Handle thrown errors with do
/ catch
when using async streams, or use the onErrorCallback
in the lower-level API.
Putting it together
let runner = try await Leap.load(url: bundleURL)
let conversation = runner.createConversation(systemPrompt: "You are a travel assistant.")
conversation.registerFunction(weatherFunction)
var options = GenerationOptions(temperature: 0.8)
try options.setResponseFormat(type: TripRecommendation.self)

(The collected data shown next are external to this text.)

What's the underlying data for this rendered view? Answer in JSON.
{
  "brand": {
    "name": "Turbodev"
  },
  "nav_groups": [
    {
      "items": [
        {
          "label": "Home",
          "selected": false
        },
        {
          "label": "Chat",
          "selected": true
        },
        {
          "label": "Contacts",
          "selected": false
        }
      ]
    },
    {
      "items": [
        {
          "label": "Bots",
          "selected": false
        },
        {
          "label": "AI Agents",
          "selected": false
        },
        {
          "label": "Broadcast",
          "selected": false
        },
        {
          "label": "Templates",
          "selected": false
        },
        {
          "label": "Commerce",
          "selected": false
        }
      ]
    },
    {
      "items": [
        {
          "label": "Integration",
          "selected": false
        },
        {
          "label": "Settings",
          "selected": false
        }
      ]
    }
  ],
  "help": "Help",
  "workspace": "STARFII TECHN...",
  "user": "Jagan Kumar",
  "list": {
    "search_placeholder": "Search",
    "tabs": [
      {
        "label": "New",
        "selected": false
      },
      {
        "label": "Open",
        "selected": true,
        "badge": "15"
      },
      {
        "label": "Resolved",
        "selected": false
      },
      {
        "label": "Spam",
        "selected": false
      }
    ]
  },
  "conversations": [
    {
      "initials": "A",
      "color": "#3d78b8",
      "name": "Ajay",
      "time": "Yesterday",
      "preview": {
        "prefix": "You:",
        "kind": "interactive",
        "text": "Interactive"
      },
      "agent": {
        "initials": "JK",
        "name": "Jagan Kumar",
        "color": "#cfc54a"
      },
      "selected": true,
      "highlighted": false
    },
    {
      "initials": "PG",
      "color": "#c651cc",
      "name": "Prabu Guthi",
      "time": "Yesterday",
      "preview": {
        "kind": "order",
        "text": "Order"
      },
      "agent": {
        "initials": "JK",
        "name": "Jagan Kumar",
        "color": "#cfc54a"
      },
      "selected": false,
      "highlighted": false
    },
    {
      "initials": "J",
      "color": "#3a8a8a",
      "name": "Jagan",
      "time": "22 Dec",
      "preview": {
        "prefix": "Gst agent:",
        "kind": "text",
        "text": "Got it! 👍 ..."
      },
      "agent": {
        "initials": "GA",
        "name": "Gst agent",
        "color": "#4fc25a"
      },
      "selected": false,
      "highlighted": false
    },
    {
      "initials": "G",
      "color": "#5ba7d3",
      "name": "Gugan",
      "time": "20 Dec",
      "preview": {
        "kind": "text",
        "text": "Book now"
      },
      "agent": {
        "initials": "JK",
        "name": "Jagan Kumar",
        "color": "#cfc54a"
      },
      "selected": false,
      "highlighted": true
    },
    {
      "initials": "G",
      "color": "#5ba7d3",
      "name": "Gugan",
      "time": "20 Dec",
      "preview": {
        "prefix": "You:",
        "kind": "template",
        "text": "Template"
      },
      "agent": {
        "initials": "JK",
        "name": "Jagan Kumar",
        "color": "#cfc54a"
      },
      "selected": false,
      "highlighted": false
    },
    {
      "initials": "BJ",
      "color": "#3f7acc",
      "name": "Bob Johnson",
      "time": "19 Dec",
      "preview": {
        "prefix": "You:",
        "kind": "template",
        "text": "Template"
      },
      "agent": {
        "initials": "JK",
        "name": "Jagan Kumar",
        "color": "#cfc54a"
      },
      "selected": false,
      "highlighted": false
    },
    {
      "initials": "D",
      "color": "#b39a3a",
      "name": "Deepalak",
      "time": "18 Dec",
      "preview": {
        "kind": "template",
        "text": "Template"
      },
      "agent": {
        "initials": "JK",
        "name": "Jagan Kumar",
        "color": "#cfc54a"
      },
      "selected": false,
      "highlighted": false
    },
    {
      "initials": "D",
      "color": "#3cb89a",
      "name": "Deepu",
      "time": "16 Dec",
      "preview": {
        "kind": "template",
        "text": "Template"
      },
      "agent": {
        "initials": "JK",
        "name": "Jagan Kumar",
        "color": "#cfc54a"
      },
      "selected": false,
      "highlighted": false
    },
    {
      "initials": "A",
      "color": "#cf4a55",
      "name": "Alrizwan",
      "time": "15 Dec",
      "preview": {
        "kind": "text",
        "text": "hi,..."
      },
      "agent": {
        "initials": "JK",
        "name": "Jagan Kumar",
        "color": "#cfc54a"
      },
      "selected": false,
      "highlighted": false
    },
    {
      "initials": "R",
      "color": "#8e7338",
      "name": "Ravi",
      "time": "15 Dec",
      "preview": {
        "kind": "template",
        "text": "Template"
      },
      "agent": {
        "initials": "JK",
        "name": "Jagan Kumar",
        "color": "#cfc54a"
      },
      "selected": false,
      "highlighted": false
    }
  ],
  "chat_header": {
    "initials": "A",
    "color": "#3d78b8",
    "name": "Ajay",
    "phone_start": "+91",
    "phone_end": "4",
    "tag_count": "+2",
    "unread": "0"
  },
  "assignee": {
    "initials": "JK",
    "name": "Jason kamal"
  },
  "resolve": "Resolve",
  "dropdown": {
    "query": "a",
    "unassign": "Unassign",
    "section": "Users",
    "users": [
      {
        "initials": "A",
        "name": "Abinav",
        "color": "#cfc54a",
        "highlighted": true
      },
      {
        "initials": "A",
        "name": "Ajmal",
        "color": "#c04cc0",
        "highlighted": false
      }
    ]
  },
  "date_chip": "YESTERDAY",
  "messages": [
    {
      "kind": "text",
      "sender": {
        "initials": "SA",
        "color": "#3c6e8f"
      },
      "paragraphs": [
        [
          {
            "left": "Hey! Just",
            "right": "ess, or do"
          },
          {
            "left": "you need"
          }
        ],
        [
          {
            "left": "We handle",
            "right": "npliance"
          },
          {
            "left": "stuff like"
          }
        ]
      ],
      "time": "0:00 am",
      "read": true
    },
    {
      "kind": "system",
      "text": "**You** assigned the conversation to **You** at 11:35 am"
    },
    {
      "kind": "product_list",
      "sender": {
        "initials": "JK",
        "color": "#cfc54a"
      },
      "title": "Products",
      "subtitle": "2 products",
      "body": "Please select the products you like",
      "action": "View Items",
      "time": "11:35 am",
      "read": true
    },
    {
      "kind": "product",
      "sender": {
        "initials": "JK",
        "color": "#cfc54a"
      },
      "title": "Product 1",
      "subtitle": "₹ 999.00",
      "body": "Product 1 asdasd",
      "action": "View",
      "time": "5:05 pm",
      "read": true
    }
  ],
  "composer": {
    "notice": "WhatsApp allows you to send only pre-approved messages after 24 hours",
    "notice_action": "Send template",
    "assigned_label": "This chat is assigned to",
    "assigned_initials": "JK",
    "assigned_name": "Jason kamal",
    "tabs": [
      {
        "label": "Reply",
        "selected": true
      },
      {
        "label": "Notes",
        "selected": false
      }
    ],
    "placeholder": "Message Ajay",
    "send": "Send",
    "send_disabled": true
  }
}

let userMessage = ChatMessage(
role: .user,
content: [.text("Plan a 3-day trip to Kyoto with food highlights")]
)
for try await response in conversation.generateResponse(
message: userMessage,
generationOptions: options
) {
process(response)
}
Refer to the Quick Start for end-to-end project setup, Function Calling for tool invocation, and Constrained Generation for structured outputs.